Apple might move iPhone production to the United States — but costs could double
According to Nikkei's unnamed sources, Apple has asked its two biggest assemblers, Foxconn and Pegatron, to look into moving the production of the 200 million iPhones they churn out each year to the U.S.
Pegatron immediately declined, one source told Nikkei, citing costs. Foxconn, who generates half of its sales through Apple contracts, obliged but was still pessimistic about what that would mean for production costs.
"Making iPhones in the U.S. means the cost will more than double," a source told Nikkei.
Yet supporters of President-elect Donald Trump were quick to cite the rumors as an early victory, given his tough talk about bringing jobs back to America. Trump said at a January address before Liberty University students that Apple should "build their damn computers and things in this country."
One big problem is that higher costs could cause a big price hike on an already-expensive product. The latest iPhone model retails for $649, and even CEO Tim Cook has suggested the phones might be too pricey right now for the company to break into certain consumer markets, like India.

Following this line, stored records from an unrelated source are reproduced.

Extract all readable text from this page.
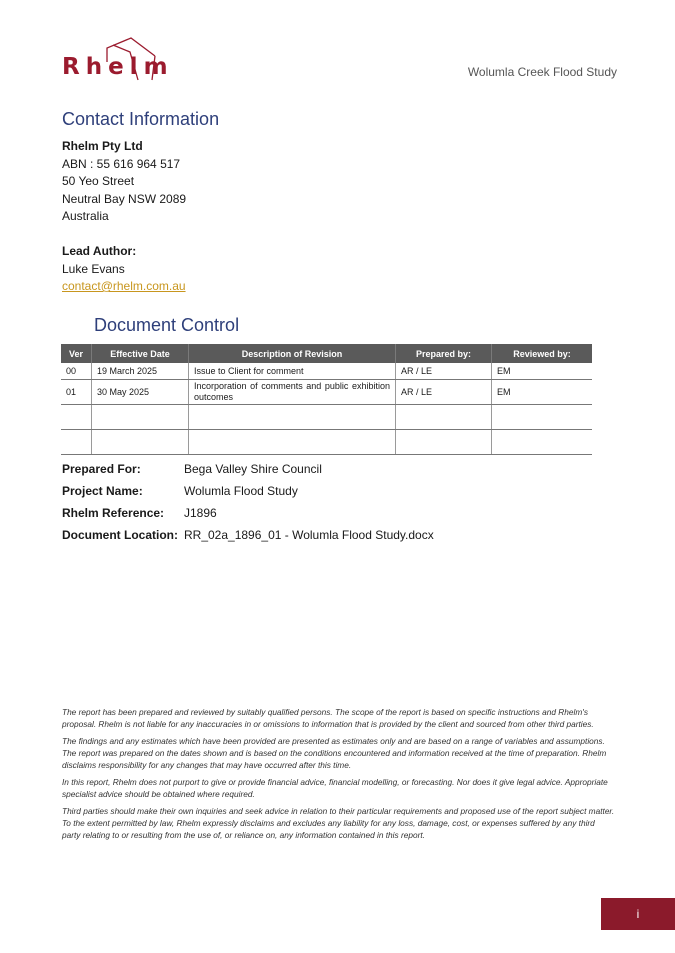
Rhelm	Wolumla Creek Flood Study
Contact Information
Rhelm Pty Ltd
ABN : 55 616 964 517
50 Yeo Street
Neutral Bay NSW 2089
Australia
Lead Author:
Luke Evans
contact@rhelm.com.au
Document Control
Ver	Effective Date	Description of Revision	Prepared by:	Reviewed by:
00	19 March 2025	Issue to Client for comment	AR / LE	EM
01	30 May 2025	Incorporation of comments and public exhibition outcomes	AR / LE	EM

Prepared For:	Bega Valley Shire Council
Project Name:	Wolumla Flood Study
Rhelm Reference: J1896
Document Location: RR_02a_1896_01 - Wolumla Flood Study.docx

The report has been prepared and reviewed by suitably qualified persons. The scope of the report is based on specific instructions and Rhelm's proposal. Rhelm is not liable for any inaccuracies in or omissions to information that is provided by the client and sourced from other third parties.

The findings and any estimates which have been provided are presented as estimates only and are based on a range of variables and assumptions. The report was prepared on the dates shown and is based on the conditions encountered and information received at the time of preparation. Rhelm disclaims responsibility for any changes that may have occurred after this time.

In this report, Rhelm does not purport to give or provide financial advice, financial modelling, or forecasting. Nor does it give legal advice. Appropriate specialist advice should be obtained where required.

Third parties should make their own inquiries and seek advice in relation to their particular requirements and proposed use of the report subject matter. To the extent permitted by law, Rhelm expressly disclaims and excludes any liability for any loss, damage, cost, or expenses suffered by any third party relating to or resulting from the use of, or reliance on, any information contained in this report.

i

Higher production costs would not just be because labor is cheaper in China than in the U.S.
"In no other country can you scale up so quickly," said John Dulchinos, vice president of electronics supplier Jabil, to the Wall Street Journal. "You have the ability to move quickly and there's a really strong electronics supply chain in Asia centered around China."
In other words, moving production back to the U.S. creates costly complications: The memory chips in Apple devices are made in South Korea, the displays are made in Japan, and the devices are assembled in China by companies based in Taiwan.
That's why simply slapping a 45% tariff on Chinese imports isn't a magic wand that will suddenly make American manufacturing more competitive again.
A scary consequence, in fact, could be a trade war — which China has already intimated is a possibility: An editorial from the state-backed Chinese newspaper, the Global Times, lays out the ways in which China might retaliate against tariffs.
"A batch of Boeing orders will be replaced by Airbus. U.S. auto and iPhone sales in China will suffer a setback," the newspaper wrote. "US soybean and maize imports will be halted. China can also limit the number of Chinese students studying in the U.S."
Despite these issues, Trump supporters have taken recent headlines as a sign that Trump is already saving American jobs.
Not only is celebration about Apple premature, but the belief that Trump is keeping car manufacturing jobs in the U.S. is also based on misinformation: On Thursday night, Trump bragged about convincing Ford to keep an auto manufacturing plant in Kentucky — but that factory reportedly had no intention of leaving in the first place.
Representatives from Apple did not immediately respond to a request for comment.